It staggers me sometimes just how much rubbish gets bandied about in popular culture as sex advice. Recently, it was the Guardian with an article titled How to have sex with the same person for the rest of your life, but it presented good points poorly and made a lot of bad ones.
The way I see it, if you’re looking to have great sex with the same person for the rest of your life, there are three strands to work on:
- Being a decent human being
- Understanding the body
- Using your imagination
Much sex advice focuses only on one or two of these, or – worse – focuses too much on detailed points or ideas without first asking other questions to give context. But the ‘key’ to a lasting and satisfying sex life is never ‘just this’ or ‘just that’. It’s the combination of many positive factors working well together and the absence of negative factors that would hinder it. So let’s have a look at these three strands and some of the sex advice given in relation to them.
Love your neighbour as yourself. Leviticus 19:18.
Be a decent human being – towards your partner and towards yourself. Or, to frame this in more theological language: practice the faithful love of God.
A faithful person views other people as neither objects nor idols. A faithful person respects other people’s consent, autonomy, and self-actualisation – and doesn’t underestimate the importance of these. A faithful person is honest, generous, humble and sacrificial, someone who exercises compassion, patience and self-control.

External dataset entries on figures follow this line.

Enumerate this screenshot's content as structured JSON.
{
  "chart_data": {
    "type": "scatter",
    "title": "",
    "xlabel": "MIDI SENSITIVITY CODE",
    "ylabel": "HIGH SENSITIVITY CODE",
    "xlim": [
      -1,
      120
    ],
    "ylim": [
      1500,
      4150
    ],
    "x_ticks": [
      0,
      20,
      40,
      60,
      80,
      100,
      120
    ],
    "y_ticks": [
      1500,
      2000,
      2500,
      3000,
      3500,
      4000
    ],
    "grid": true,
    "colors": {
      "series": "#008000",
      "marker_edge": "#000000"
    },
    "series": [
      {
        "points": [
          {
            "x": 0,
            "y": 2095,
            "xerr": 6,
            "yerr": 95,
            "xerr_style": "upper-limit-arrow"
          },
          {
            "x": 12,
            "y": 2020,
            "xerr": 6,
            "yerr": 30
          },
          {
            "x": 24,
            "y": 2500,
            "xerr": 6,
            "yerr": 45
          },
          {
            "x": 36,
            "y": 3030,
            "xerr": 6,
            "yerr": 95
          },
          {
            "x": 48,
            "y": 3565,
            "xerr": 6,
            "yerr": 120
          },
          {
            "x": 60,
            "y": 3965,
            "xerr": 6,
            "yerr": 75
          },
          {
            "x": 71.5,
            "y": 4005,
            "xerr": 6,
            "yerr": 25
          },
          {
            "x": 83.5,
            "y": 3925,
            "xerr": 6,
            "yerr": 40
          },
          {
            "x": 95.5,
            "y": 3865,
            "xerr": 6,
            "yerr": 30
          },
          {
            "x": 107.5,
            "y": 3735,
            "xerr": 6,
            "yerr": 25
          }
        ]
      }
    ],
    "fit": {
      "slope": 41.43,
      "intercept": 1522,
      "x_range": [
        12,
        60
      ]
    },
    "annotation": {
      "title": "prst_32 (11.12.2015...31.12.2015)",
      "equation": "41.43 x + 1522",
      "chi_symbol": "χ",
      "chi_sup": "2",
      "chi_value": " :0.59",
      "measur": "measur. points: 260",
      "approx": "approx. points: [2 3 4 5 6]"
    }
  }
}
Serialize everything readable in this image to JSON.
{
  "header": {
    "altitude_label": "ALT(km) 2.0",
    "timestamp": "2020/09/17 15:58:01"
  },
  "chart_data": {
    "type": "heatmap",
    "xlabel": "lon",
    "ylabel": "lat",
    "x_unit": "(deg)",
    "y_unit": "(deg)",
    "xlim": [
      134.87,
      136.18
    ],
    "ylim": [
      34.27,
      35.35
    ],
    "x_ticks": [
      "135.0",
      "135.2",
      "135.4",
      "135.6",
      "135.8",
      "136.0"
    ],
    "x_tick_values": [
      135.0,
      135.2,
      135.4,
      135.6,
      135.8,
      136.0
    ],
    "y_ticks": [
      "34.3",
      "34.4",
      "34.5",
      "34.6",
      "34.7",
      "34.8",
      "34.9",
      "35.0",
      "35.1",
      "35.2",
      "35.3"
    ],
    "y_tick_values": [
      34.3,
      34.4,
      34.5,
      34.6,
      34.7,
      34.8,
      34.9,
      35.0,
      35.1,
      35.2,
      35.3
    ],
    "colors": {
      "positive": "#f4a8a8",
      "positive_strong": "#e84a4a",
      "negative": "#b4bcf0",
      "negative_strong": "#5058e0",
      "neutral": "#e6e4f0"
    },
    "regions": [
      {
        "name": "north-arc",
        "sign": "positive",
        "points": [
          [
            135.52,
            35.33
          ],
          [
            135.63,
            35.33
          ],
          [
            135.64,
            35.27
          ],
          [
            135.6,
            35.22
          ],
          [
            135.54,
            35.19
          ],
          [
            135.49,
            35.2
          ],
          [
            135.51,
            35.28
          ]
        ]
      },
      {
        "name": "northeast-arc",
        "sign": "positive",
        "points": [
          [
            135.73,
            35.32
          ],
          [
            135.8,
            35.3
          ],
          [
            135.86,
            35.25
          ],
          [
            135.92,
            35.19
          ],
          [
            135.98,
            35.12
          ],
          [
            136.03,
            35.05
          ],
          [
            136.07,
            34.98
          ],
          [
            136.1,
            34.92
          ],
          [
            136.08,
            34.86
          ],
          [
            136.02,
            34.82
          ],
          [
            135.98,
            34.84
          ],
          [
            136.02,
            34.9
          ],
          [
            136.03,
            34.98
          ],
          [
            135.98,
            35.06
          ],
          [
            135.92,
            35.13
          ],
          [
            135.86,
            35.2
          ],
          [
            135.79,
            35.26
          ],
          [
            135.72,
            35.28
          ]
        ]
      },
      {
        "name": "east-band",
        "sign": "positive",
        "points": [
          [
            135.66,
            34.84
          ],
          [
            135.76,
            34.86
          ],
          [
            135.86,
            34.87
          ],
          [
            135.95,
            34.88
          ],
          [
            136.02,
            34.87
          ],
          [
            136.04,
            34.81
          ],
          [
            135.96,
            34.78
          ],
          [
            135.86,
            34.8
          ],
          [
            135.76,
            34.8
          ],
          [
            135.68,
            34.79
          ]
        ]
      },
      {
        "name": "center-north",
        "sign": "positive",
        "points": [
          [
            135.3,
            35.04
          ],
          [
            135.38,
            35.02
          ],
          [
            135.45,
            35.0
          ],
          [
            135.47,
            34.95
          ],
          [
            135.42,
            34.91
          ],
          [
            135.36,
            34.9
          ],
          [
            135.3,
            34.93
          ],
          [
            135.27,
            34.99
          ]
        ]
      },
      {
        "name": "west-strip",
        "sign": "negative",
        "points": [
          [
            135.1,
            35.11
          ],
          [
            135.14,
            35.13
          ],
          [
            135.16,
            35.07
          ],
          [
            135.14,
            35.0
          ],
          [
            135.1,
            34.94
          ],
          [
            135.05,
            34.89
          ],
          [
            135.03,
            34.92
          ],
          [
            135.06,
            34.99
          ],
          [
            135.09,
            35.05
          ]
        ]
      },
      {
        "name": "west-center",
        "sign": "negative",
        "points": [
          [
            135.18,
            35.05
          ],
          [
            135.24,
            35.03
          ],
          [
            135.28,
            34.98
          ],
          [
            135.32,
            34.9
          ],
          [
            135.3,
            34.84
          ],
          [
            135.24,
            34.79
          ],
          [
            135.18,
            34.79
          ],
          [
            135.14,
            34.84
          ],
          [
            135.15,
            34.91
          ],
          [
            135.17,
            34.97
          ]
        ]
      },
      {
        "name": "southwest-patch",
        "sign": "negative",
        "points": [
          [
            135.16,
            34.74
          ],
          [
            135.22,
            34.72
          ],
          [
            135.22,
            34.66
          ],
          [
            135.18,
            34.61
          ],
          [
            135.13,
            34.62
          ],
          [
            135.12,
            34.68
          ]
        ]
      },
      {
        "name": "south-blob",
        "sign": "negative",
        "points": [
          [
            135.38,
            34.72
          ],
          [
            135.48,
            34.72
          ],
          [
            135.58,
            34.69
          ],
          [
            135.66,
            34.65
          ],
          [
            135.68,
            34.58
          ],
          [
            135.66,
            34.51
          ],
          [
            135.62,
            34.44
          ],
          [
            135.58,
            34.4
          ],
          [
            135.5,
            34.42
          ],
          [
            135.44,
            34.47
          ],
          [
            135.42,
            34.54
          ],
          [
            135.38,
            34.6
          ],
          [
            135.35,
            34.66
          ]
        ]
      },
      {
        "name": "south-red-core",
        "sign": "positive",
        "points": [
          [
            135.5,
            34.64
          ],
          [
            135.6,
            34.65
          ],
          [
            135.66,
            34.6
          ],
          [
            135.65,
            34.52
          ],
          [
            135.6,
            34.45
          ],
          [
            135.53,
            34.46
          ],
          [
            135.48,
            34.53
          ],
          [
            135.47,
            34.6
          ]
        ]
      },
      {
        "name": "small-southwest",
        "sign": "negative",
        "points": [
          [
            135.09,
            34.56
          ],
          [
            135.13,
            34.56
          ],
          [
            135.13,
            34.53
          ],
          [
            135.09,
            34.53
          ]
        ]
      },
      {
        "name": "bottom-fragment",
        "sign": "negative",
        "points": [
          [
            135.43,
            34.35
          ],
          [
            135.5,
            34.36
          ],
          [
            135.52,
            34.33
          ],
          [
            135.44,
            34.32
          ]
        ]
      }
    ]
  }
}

And here’s something else: there is nothing wrong with applying all of those attitudes and actions towards oneself. They might look a little different in practice, but we need to value ourselves as well as others.
Unsurprisingly then, much sex advice is really relationship advice. It’s important because good advice enables people to weed out entitlement, low self-esteem and unrealistic expectations – of each other and the relationship – clearing the ground for something wonderful to flourish.
But great sex doesn’t grow by itself.
I’m fearfully and wonderfully made. Psalm 139:14.
Our bodies are an important part of our identity and will be part of our destiny when we share in the resurrection of Christ. So let’s not be afraid or ashamed of understanding how they work!
In her book Come As You Are, Emily Nagoski talks about how people’s sexualities respond differently to different stimuli. You see, there is no such thing as a sex drive – no one suffers tissue damage for lack of sex. Rather, we all have sex accelerators and sex brakes; these vary in sensitivity and what pushes one person’s accelerator can hit another’s brake. For pleasurable sex, you need to purposefully understand what works for you and this is particularly important for people with insensitive accelerators and/or sensitive brakes.
It’s also important to know that some people experience only spontaneous desire, others only responsive desire, and others both. And that’s normal.
I can’t do justice to the breadth of different needs people may have, whether through how they are as people or the varying physicality of their life-stages. As with any aspect of our bodily functions, it’s not good for our sexuality to feel out of proportion with the rest of our selves – whether as too active or too inactive. But that’s not something to hide in a big box of shame, guilt and fear; it’s something to examine, understand and deal with. In my experience, there is no help like professional help, though you could do worse than to read Nagoski’s book, not least for her analysis of why people can feel like sex is a drive.
“Like a lily among thorns is my darling among the young women.”
“Like an apple tree among the trees of the forest is my beloved among the young men.” Song of Songs 2:2-3.
Advice on capturing erotic excitement is often like advice that says a play will evoke greater anticipation if it has a bigger set or fancier costumes. Sure, those things can open up possibilities you wouldn’t otherwise have, but they don’t make theatre. Interaction and imagination do that.
If you think of sex as being like theatre, it’s easy to deconstruct a number of sex myths. The excitement of sex is not incompatible with the constancy of faithfulness, rather it is to be found in play. That’s why you need to approach sex with imagination and a sense of fun – though fun doesn’t have to be either irresponsible or spontaneous.
What about fantasy? The way I see it, the purpose of imagination is to intersect with reality in transformative ways. A person who is so concerned with their fantasies that they can’t partake in the messy theatre of sex, has lost the art of play. On the flip side, a person who fails to stimulate their imagination during sex, will grow out of it.
You see, the stories we never grow out of are the ones that keep stimulating our imagination when we explore their layers and view them through the varying lenses of our life-stages. In a similar way, I believe people will never grow tired of sex with each other when they can create and re-create within a theatre of love.
Instead, they will always be growing through it.